Quando estreou na Broadway, em 1934, "Anything Goes" tinha um punhado de canções que se tornariam famosas: além da própria, "You're the Top", "I Get a Kick Out of You" e "All Trough the Night" (que entrou no lugar de "Easy to Love", recusada por William Gaxton, protagonista da peça, e mais tarde lançada por James Stewart no filme "Nasci Para Dançar").
Quando a remontaram, sete anos atrás, com novo libreto e a estrela de "Evita", Patti LuPone, no papel de Reno Sweeney, acrescentaram-lhe tres números tirados do baú, além de "Easy to Love". O resultado não é tão notável nem tão fiel ao projeto inicial de Porter, como o executado por John McGlinn (CD 49108 da EMI/Angel), até porque deixaram, misteriosamente, de fora "Kate the Great", mas é uma boa iniciação para quem nunca ouviu Ethel Merman, Gaxton e os demais introdutores de "Anything Goes".

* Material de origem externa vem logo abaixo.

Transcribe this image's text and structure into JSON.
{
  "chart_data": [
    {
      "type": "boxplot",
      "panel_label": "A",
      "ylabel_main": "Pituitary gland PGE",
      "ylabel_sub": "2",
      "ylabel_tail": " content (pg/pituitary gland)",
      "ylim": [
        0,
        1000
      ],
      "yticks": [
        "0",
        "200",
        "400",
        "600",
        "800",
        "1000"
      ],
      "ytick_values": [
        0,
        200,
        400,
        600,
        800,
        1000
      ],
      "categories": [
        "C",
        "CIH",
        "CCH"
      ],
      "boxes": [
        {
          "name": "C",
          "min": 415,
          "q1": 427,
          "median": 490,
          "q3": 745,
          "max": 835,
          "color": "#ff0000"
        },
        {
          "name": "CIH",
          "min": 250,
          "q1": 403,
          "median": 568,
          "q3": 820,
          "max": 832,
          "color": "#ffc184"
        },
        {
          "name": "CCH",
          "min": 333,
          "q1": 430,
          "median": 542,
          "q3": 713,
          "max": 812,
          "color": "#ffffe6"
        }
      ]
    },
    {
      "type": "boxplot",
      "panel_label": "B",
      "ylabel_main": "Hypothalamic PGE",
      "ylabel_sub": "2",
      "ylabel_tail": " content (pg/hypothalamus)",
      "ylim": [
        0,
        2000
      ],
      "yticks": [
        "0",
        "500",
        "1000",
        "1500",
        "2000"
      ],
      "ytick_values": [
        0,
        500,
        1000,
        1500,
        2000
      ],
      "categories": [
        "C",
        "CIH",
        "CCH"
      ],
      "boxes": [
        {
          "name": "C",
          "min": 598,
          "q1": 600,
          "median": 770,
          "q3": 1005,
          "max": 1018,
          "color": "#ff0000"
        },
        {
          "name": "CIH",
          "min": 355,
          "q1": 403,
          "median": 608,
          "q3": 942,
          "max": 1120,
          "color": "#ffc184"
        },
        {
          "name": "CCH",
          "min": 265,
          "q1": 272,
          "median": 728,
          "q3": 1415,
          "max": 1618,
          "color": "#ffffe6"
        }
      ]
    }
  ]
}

O que ela tem de apócrifo –quatro números de outras peças de Porter– não é nada desprezível, muito pelo contrário. Ei-los: "It's De-Lovely" (supostamente inspirada pela visão noturna que o compositor teve da baía de Guanabara e lançada por Ethel Merman e Bob Hope em "Red, Hot and Blue", em 1936) –"Friendship" (cantada por Merman e Bert Lahr em "Du Barry Was a Lady", 1939), "I Want to Row on the Crew" (de um espetáculo universitário, montado em 1914)– e "Goodbye, Little Dream, Goodbye" (composta para Frances Langford, no filme "Nasci Para Dançar", mas apresentada por Merman nas primeiras récitas de "Red, Hot and Blue").